Monday, December 21, 2009

Cuatro estaciones

Es entonces cuando pienso lentamente, somnolientamente, o es que mi pensamiento vuela por lo bajo, a veinte centímetros del piso de mi cráneo. Todas esas cosas que a veces no digo, me entusiasman un poco y me pesan un poco más. Pero como sea, las callo, por voluntad misma o por vergüenza o también por vagancia semántica. Tener que explicarme muchas veces es complicado, más que nada cuando busco que Los Otros me comprendan. Todo lo que sucede en este mundo del Adentro maravilloso no es para Los Otros, pero me cuesta admitir que es sólo para mí.

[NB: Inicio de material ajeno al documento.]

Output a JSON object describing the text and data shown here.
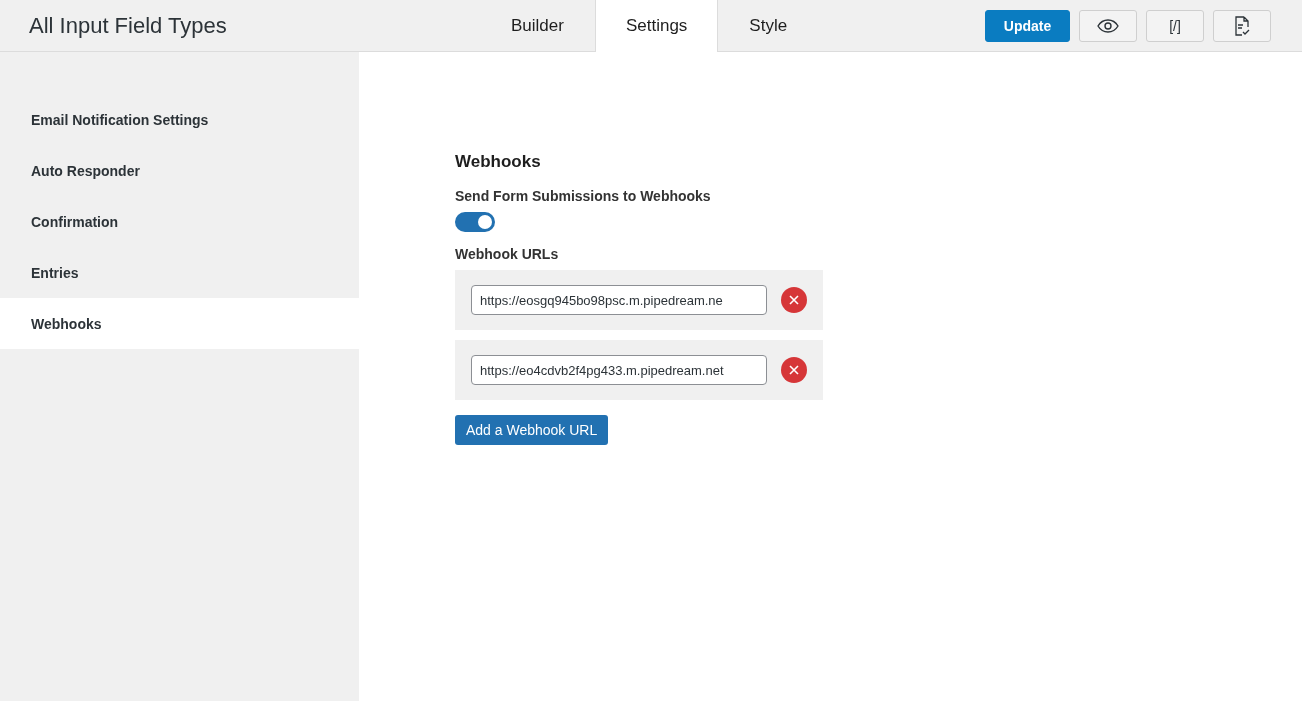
{
  "header": {
    "title": "All Input Field Types",
    "tabs": [
      {
        "label": "Builder",
        "selected": false
      },
      {
        "label": "Settings",
        "selected": true
      },
      {
        "label": "Style",
        "selected": false
      }
    ],
    "actions": [
      {
        "kind": "primary",
        "label": "Update"
      },
      {
        "kind": "preview"
      },
      {
        "kind": "shortcode",
        "label": "[/]"
      },
      {
        "kind": "entries"
      }
    ]
  },
  "sidebar": {
    "items": [
      {
        "label": "Email Notification Settings",
        "selected": false
      },
      {
        "label": "Auto Responder",
        "selected": false
      },
      {
        "label": "Confirmation",
        "selected": false
      },
      {
        "label": "Entries",
        "selected": false
      },
      {
        "label": "Webhooks",
        "selected": true
      }
    ]
  },
  "content": {
    "heading": "Webhooks",
    "toggle_label": "Send Form Submissions to Webhooks",
    "toggle_on": true,
    "urls_label": "Webhook URLs",
    "urls": [
      {
        "value": "https://eosgq945bo98psc.m.pipedream.ne"
      },
      {
        "value": "https://eo4cdvb2f4pg433.m.pipedream.net"
      }
    ],
    "add_button": "Add a Webhook URL"
  }
}
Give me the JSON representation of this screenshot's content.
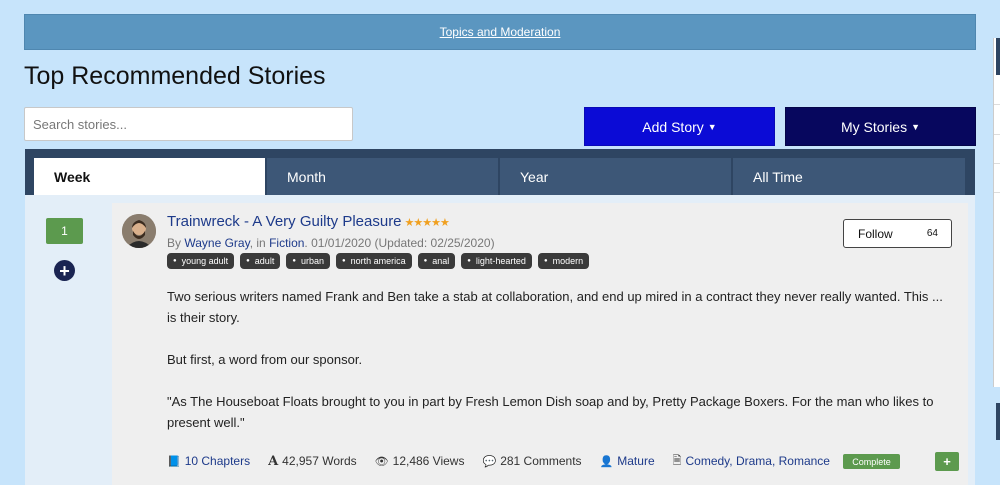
{
  "topbar": {
    "link": "Topics and Moderation"
  },
  "page_title": "Top Recommended Stories",
  "search": {
    "placeholder": "Search stories..."
  },
  "buttons": {
    "add_story": "Add Story",
    "my_stories": "My Stories"
  },
  "tabs": [
    {
      "label": "Week",
      "active": true
    },
    {
      "label": "Month",
      "active": false
    },
    {
      "label": "Year",
      "active": false
    },
    {
      "label": "All Time",
      "active": false
    }
  ],
  "story": {
    "rank": "1",
    "title": "Trainwreck - A Very Guilty Pleasure",
    "stars": "★★★★★",
    "by": "By",
    "author": "Wayne Gray",
    "in": ", in",
    "category": "Fiction",
    "dates": ". 01/01/2020 (Updated: 02/25/2020)",
    "tags": [
      "young adult",
      "adult",
      "urban",
      "north america",
      "anal",
      "light-hearted",
      "modern"
    ],
    "follow_label": "Follow",
    "follow_count": "64",
    "description": [
      "Two serious writers named Frank and Ben take a stab at collaboration, and end up mired in a contract they never really wanted. This ... is their story.",
      "But first, a word from our sponsor.",
      "\"As The Houseboat Floats brought to you in part by Fresh Lemon Dish soap and by, Pretty Package Boxers. For the man who likes to present well.\""
    ],
    "chapters": "10 Chapters",
    "words": "42,957 Words",
    "views": "12,486 Views",
    "comments": "281 Comments",
    "rating": "Mature",
    "genres": "Comedy, Drama, Romance",
    "status": "Complete"
  },
  "colors": {
    "background": "#c7e4fb",
    "topbar": "#5b96c0",
    "add_story_btn": "#0b0bd6",
    "my_stories_btn": "#07075e",
    "tabbar": "#2e4562",
    "accent_green": "#5c9a4e",
    "link": "#1d3a8a",
    "star": "#f0a020"
  },
  "icons": [
    "caret-down-icon",
    "plus-circle-icon",
    "book-icon",
    "font-icon",
    "eye-icon",
    "comment-icon",
    "user-icon",
    "document-icon",
    "plus-icon"
  ]
}
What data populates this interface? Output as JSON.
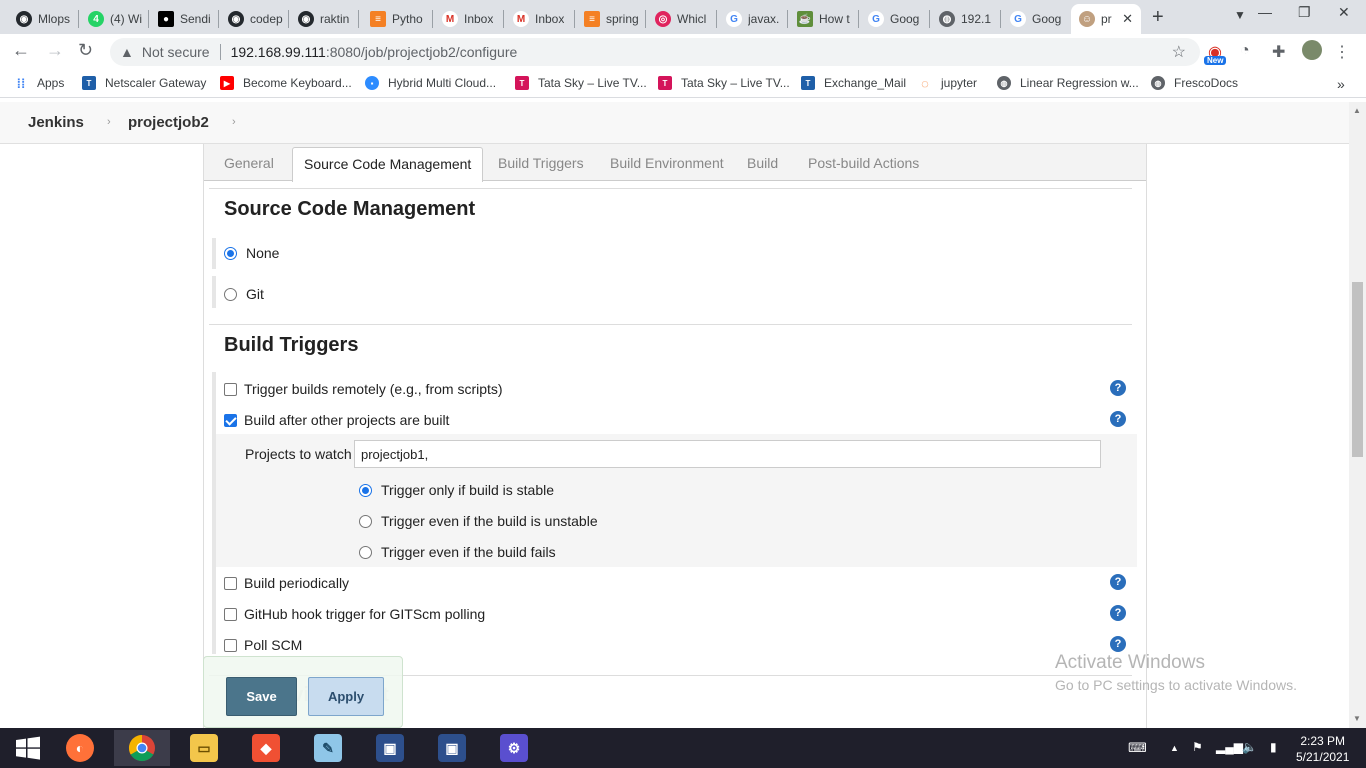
{
  "browser": {
    "tabs": [
      {
        "label": "Mlops",
        "icon": "github-icon",
        "color": "#24292e"
      },
      {
        "label": "(4) Wi",
        "icon": "whatsapp-icon",
        "color": "#25d366"
      },
      {
        "label": "Sendi",
        "icon": "medium-icon",
        "color": "#000000"
      },
      {
        "label": "codep",
        "icon": "github-icon",
        "color": "#24292e"
      },
      {
        "label": "raktin",
        "icon": "github-icon",
        "color": "#24292e"
      },
      {
        "label": "Pytho",
        "icon": "stackoverflow-icon",
        "color": "#f48024"
      },
      {
        "label": "Inbox",
        "icon": "gmail-icon",
        "color": "#d93025"
      },
      {
        "label": "Inbox",
        "icon": "gmail-icon",
        "color": "#d93025"
      },
      {
        "label": "spring",
        "icon": "stackoverflow-icon",
        "color": "#f48024"
      },
      {
        "label": "Whicl",
        "icon": "target-icon",
        "color": "#e0245e"
      },
      {
        "label": "javax.",
        "icon": "google-icon",
        "color": "#4285f4"
      },
      {
        "label": "How t",
        "icon": "java-icon",
        "color": "#5f8e3b"
      },
      {
        "label": "Goog",
        "icon": "google-icon",
        "color": "#4285f4"
      },
      {
        "label": "192.1",
        "icon": "globe-icon",
        "color": "#5f6368"
      },
      {
        "label": "Goog",
        "icon": "google-icon",
        "color": "#4285f4"
      },
      {
        "label": "pr",
        "icon": "jenkins-icon",
        "color": "#c0a080",
        "active": true
      }
    ],
    "url_security": "Not secure",
    "url_host": "192.168.99.111",
    "url_path": ":8080/job/projectjob2/configure",
    "new_badge": "New",
    "bookmarks": [
      {
        "label": "Apps",
        "icon": "apps-grid-icon",
        "color": "#4285f4"
      },
      {
        "label": "Netscaler Gateway",
        "icon": "tata-icon",
        "color": "#1f5fa8"
      },
      {
        "label": "Become Keyboard...",
        "icon": "youtube-icon",
        "color": "#ff0000"
      },
      {
        "label": "Hybrid Multi Cloud...",
        "icon": "zoom-icon",
        "color": "#2d8cff"
      },
      {
        "label": "Tata Sky – Live TV...",
        "icon": "tatasky-icon",
        "color": "#d4145a"
      },
      {
        "label": "Tata Sky – Live TV...",
        "icon": "tatasky-icon",
        "color": "#d4145a"
      },
      {
        "label": "Exchange_Mail",
        "icon": "tata-icon",
        "color": "#1f5fa8"
      },
      {
        "label": "jupyter",
        "icon": "jupyter-icon",
        "color": "#f37626"
      },
      {
        "label": "Linear Regression w...",
        "icon": "globe-icon",
        "color": "#5f6368"
      },
      {
        "label": "FrescoDocs",
        "icon": "globe-icon",
        "color": "#5f6368"
      }
    ]
  },
  "jenkins": {
    "home": "Jenkins",
    "job": "projectjob2"
  },
  "config_tabs": [
    {
      "label": "General",
      "active": false
    },
    {
      "label": "Source Code Management",
      "active": true
    },
    {
      "label": "Build Triggers",
      "active": false
    },
    {
      "label": "Build Environment",
      "active": false
    },
    {
      "label": "Build",
      "active": false
    },
    {
      "label": "Post-build Actions",
      "active": false
    }
  ],
  "scm": {
    "title": "Source Code Management",
    "options": [
      {
        "label": "None",
        "selected": true
      },
      {
        "label": "Git",
        "selected": false
      }
    ]
  },
  "triggers": {
    "title": "Build Triggers",
    "remote": {
      "label": "Trigger builds remotely (e.g., from scripts)",
      "checked": false
    },
    "after_other": {
      "label": "Build after other projects are built",
      "checked": true
    },
    "projects_label": "Projects to watch",
    "projects_value": "projectjob1,",
    "conditions": [
      {
        "label": "Trigger only if build is stable",
        "selected": true
      },
      {
        "label": "Trigger even if the build is unstable",
        "selected": false
      },
      {
        "label": "Trigger even if the build fails",
        "selected": false
      }
    ],
    "periodic": {
      "label": "Build periodically",
      "checked": false
    },
    "github_hook": {
      "label": "GitHub hook trigger for GITScm polling",
      "checked": false
    },
    "poll_scm": {
      "label": "Poll SCM",
      "checked": false
    }
  },
  "help_glyph": "?",
  "buttons": {
    "save": "Save",
    "apply": "Apply"
  },
  "obscured_title": "nvironment",
  "watermark": {
    "line1": "Activate Windows",
    "line2": "Go to PC settings to activate Windows."
  },
  "taskbar": {
    "time": "2:23 PM",
    "date": "5/21/2021"
  },
  "colors": {
    "accent": "#1a73e8",
    "save_button": "#4b758b",
    "apply_button": "#c8dcef",
    "help": "#2a6ebb"
  }
}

Y a veces cuando dejo ver una sonrisa verdadera o una pena real dejo una puerta abierta pero aún no es suficiente (aún con tilde para cuando aún significa todavía, como Ga me enseñó sin que se lo pidiera pero yo siempre he querido averiguarlo) y me pone algo triste la incomunicación del adentro-afuera, abajo-arriba. Todo esto separado por la barrera infranqueable del medio, porque siempre, no importa bajo qué circunstancia, va a haber un medio entre dos extremos; y es ahí mismo donde se determinan el adentro-afuera y el abajo-arriba e incluso el derecha-izquierda por más que no tenga ganas de una dirección. Tengo un par de cosas en la cabeza que suenan un poco a mate lavado, pero creo que voy a tener que vivir con eso, al menos por el momento.